T.D: Biraz klişe ama bence yüzde yüz doğru. Karşılıklı anlayış ve saygı. Yeni evlendiğimiz dönemlerde benim Nuri’nin iş hayatına adaptasyon sürecim hiç kolay olmadı. Onun iş saatleri hiç kolay saatler değil. Sağolsun annesi Sevil annem bana çok destek oldu. Bir şekilde adapte oldum. Çocuklarda babalarının iş düzeninin böyle olduğunun farkındalar. Sadece Pazar günleri biliyoruz ki Nuri bizim. Telefondan bile uzak durmaya çalışıyor o gün. Bu şekilde bir denge kurabildik.
Yeme-içme sektöründe köklü bir yere sahipsiniz… Genç girişimlere neler önerirsiniz?
N.D: Artık ticaret çok zorlaştı. Çünkü rekabet çok fazla… Gençlerle de panellerde bir araya geliyoruz. Aynı zamanda da üniversitede öğretim görevlisiyim. Benim bir sözüm var. Fark yaratmayan rekabet edemez. Rekabet etmeyen de ayakta kalamaz. Yenilikleri çok iyi takip etmek lazım. Ben 110 yıllık bir markayı temsil ediyorum. Bizi ayakta tutan şey gelenekselliğin yanında yenilikleri de çok iyi takip ediyoruz. Hangi sektör olursa olsun tüketici alışkanlıklarını takip etmek lazım. Dünyada çok hızlı değişen bir tüketici alışkanlığı var. Ondan dolayı iyi okuyabilmek lazım. Yarış atı gibiyiz aslında. Hayat bize durmadan koş diyor ama bence en önemlisi durmayı bilmek. Çocuklardan sonra ben durmayı öğrendim. Bence başarı mutlu olabileceğin kadarını bilmek ve o standardını koruyabilmek. Gençlere tavsiyem şuan değerli bir an…

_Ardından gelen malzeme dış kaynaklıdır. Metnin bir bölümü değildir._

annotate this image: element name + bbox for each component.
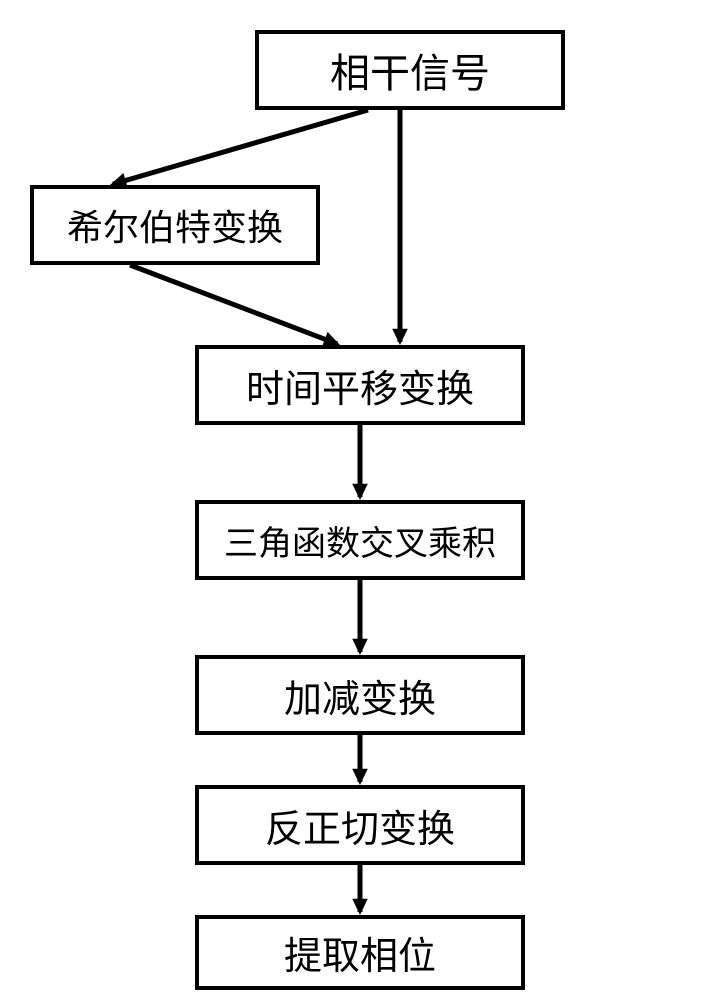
edge-line-e2 [113, 110, 368, 184]
flowchart-node-n5: 加减变换 [195, 655, 525, 735]
edge-arrowhead-e4 [352, 484, 368, 500]
flowchart-node-n6: 反正切变换 [195, 785, 525, 865]
edge-arrowhead-e6 [352, 769, 368, 785]
node-label: 提取相位 [284, 925, 436, 980]
flowchart-node-n4: 三角函数交叉乘积 [195, 500, 525, 580]
edge-line-e3 [130, 265, 337, 344]
node-label: 三角函数交叉乘积 [224, 516, 496, 565]
flowchart-node-n7: 提取相位 [195, 915, 525, 990]
node-label: 加减变换 [284, 668, 436, 723]
node-label: 希尔伯特变换 [67, 199, 283, 251]
node-label: 反正切变换 [265, 798, 455, 853]
flowchart-node-n3: 时间平移变换 [195, 345, 525, 425]
edge-arrowhead-e1 [392, 329, 408, 345]
flowchart-container: 相干信号希尔伯特变换时间平移变换三角函数交叉乘积加减变换反正切变换提取相位 [0, 0, 704, 1000]
flowchart-node-n1: 相干信号 [255, 30, 565, 110]
edge-arrowhead-e5 [352, 639, 368, 655]
node-label: 时间平移变换 [246, 358, 474, 413]
node-label: 相干信号 [330, 41, 490, 99]
edge-arrowhead-e7 [352, 899, 368, 915]
flowchart-node-n2: 希尔伯特变换 [30, 185, 320, 265]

Beşiktaş da sizin hayatınızda önemli bir yere sahip…
T.D: Nuri bana evlenme teklifini Paris’te etti. Uzun bir ilişkiden sonra Paris’e gidince acaba dedim bir teklif mi gelecek dedim ama ilk gün Nuri’den hiç bir hamle olmadı. Dedim bu bizim hayatımızda güzel bir anı olacak galiba diye. Sonra bir gece odamın kapısını çaldı Tuba kalkman lazım dedi. Hemen formanı giyin bir yere gitmemiz gerekiyor dedi. Bana zorla formayı giyindirdi ve Eyfel’in önüne gittik bir arkadaşımız kameraya çekiyor o an orada evlenme teklif etti.
N.D: Evet gayet keyifliydi. Formayı giyindirdim. Tabi ama Tubalar’da ailece Beşiktaşlı… Beşiktaş bizim için çok değerli. Tubacım özür dilerim ama çocukluk aşkım diyebilirim.